In general, delayed gastric emptying, with or without decreased gastric acid secretion, is the mechanism of gastric bezoar formation. A variety of conditions may be predisposing factors, including certain ingested materials such as persimmons, advanced age, diabetic neuropathy, prior gastrectomy history, Crohn disease, gastrointestinal malignancy, dehydration, hypothyroidism, and the use of medications (such as anticholinergics and narcotics) [
3,
8,
9]. In the present study, most patients were of older age, with a mean age of 71.3 years, and 26.7% of the patients (n=4) had a history of intra-abdominal surgery.
We compared the carbonated beverage treatment success and failure groups to evaluate the factors that increased the risk of treatment failure. Although, there was no significant difference between the two groups, the patients who failed the carbonated beverage treatment were older (76.0 years vs. 66.0 years) with larger bezoar sizes (51.9 mm vs. 42.1 mm) than the successful treatment group’s patients. In our study, one patient with a bezoar was asymptomatic (the bezoar was identified during a routine health screening examination), demonstrating that gastric phytobezoars can be observed in asymptomatic patients. However, most patients were symptomatic, with the most common symptoms being epigastric pain (n=7) and bloating (n=6). Several methods, including endoscopy and CT, can be used to diagnose gastrointestinal bezoars. Endoscopy may be the most useful diagnostic method because it allows direct visualization. In CT images, a phytobezoar can be identified as a round mass containing air bubbles. Furthermore, CT is an essential imaging modality, especially when surgery is considered, as it permits visualization of the obstructed segment of the bowel and identification of multiple bezoars [
34].
This study had several limitations. First, it was conducted retrospectively in a single center and included a small number of cases. Furthermore, we could not evaluate recurrence rates, as the majority of the patients did not adhere to the recommended follow-up examinations or hospital visits. The relapse rate has been reported to be as high as 14%, especially in patients with psychiatric conditions or gastrointestinal dysmotility [
35]. In this study, although only four patients (26.7%) returned for follow-up visits; there was no evidence of recurrence during the 12–35 months following successful treatment.

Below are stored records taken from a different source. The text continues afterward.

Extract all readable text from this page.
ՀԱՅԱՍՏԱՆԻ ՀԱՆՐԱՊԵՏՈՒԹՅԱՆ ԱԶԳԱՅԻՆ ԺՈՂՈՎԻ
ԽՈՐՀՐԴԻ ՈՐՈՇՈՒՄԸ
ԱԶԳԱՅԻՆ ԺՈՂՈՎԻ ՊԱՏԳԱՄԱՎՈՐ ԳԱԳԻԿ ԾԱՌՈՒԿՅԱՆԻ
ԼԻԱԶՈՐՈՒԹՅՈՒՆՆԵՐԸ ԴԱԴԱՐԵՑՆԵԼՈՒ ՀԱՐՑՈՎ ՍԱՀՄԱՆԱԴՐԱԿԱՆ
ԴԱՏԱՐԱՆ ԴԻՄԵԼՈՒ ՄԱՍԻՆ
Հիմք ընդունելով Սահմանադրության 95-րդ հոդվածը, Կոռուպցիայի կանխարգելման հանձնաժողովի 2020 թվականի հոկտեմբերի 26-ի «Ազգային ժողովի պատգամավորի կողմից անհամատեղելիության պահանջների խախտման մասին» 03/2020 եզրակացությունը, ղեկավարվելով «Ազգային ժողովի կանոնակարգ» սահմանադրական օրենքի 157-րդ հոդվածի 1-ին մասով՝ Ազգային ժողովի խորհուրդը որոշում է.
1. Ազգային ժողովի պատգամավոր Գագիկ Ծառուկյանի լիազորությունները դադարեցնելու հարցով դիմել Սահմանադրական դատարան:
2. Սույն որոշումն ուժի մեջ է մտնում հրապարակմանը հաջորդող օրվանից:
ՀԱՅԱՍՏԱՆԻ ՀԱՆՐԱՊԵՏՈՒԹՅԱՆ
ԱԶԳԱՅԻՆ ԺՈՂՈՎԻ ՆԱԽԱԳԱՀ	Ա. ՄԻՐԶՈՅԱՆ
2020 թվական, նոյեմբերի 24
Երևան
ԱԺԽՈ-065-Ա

To prevent the recurrence of gastrointestinal phytobezoars, we recommend not consuming stringy vegetables or persimmons and instructed the patients to chew their food thoroughly. Prokinetics such as erythromycin may be used in patients with gastric dysmotility.
In conclusion, this study demonstrated that 80% of patients with gastric phytobezoars were successfully treated with carbonated beverages alone or in conjunction with additional endoscopic management. However, small bowel obstructions occurred in 20% of the patients due to the migration of a fragmented bezoar. Given the potential for bezoar migration and subsequent complications, clinicians should educate patients about the possibility of bowel obstructions before recommending carbonated beverage treatment, with or without endoscopic treatment. During endoscopic procedures, the fragmented bezoars should be removed, if possible.